SYDNEY (Reuters) - Singapore Airlines Ltd said on Friday it would slash capital spending by 12% to S$5.3 billion ($3.72 billion) from a previously planned S$6 billion in the financial year ending March 31 as it grapples with the coronavirus crisis.
The airline's update from its last estimate in November was provided in slides released ahead of an analyst and media briefing to discuss its full-year results.
Singapore Airlines on Thursday evening reported its first-ever annual loss, citing poor fuel hedging bets and the collapse in demand driven by the coronavirus pandemic, saying the timing of any recovery was uncertain.
Its shares were up 0.8% in early trading on Friday.
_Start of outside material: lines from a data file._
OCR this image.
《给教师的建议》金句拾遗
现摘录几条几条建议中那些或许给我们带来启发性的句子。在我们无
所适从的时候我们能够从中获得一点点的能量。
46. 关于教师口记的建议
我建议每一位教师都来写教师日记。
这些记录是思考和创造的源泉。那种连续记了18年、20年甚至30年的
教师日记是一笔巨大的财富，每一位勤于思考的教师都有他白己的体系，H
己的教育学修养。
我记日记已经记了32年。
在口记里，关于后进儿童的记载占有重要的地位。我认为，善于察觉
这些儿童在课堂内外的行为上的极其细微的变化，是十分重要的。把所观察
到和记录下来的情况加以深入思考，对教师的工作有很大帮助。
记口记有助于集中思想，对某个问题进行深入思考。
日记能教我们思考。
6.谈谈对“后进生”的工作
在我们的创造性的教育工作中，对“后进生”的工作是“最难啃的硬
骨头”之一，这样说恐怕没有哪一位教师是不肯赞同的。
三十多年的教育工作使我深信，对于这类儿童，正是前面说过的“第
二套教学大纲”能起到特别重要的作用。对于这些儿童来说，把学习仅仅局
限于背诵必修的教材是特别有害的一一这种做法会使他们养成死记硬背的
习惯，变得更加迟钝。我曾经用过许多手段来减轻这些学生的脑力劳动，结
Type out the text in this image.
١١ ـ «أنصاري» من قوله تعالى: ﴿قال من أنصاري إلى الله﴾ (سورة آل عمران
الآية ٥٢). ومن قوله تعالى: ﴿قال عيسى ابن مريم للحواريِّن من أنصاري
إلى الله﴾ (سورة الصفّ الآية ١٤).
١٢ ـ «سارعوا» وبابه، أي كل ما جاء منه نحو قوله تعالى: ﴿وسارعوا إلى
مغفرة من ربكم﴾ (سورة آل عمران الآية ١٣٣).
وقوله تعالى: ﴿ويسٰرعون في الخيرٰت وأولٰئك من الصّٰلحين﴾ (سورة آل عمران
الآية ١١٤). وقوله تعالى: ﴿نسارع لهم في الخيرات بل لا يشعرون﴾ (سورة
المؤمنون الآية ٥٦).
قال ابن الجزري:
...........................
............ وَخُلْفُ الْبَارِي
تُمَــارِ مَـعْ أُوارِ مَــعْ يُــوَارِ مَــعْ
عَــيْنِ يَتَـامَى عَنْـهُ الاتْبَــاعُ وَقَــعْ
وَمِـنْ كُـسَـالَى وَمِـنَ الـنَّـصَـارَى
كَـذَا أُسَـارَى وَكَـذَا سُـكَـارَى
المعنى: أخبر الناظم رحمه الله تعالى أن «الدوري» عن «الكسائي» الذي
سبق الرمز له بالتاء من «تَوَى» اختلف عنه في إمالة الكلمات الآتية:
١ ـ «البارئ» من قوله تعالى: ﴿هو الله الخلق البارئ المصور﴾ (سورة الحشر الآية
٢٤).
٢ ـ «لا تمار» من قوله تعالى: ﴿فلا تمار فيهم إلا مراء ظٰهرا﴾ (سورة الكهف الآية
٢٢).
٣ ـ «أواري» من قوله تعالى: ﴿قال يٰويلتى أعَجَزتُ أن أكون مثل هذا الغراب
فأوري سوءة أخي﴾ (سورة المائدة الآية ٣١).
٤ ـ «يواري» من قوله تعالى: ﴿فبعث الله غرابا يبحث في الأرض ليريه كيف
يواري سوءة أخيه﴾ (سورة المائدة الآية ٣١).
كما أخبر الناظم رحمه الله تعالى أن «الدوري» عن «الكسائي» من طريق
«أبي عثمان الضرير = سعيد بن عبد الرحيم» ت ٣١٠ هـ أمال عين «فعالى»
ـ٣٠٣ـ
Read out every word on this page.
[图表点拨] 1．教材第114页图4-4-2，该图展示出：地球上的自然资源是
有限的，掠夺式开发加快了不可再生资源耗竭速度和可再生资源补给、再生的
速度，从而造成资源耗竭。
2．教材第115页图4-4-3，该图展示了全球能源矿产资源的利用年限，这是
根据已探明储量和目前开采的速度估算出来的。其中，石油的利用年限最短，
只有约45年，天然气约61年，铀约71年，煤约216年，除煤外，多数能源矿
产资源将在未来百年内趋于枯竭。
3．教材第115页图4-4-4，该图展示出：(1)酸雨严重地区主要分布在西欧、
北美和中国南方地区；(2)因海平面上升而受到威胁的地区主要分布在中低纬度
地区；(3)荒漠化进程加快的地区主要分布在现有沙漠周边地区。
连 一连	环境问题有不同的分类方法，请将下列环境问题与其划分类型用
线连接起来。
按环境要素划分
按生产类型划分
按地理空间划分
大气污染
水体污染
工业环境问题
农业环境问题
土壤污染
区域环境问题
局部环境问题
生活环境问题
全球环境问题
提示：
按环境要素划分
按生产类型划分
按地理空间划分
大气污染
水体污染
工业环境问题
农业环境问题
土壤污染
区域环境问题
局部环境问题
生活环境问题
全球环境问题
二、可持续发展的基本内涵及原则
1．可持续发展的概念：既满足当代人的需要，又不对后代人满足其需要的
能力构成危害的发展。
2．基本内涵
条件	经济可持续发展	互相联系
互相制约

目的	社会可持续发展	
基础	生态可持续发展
The latest capital spending budget reduces the amount spent on new aircraft by S$600 million and on other items by S$100 million. The airline said it was negotiating with aircraft manufacturers to adjust the delivery stream for orders placed in the past because of the current market conditions.
Singapore Airlines and regional arm SilkAir have cut 96% of passenger capacity through the end of June, and low-cost arm Scoot has cut 98%.
The company said its cargo capacity was had suffered less, dropping 60% because it was maximising the use of its dedicated freighter fleet, using empty passenger jets to carry cargo and doing ad-hoc charter flights.
Air freight rates have risen sharply as airlines have cut back on passenger capacity; in normal times, around 50% of air cargo is carried in the belly of passenger planes.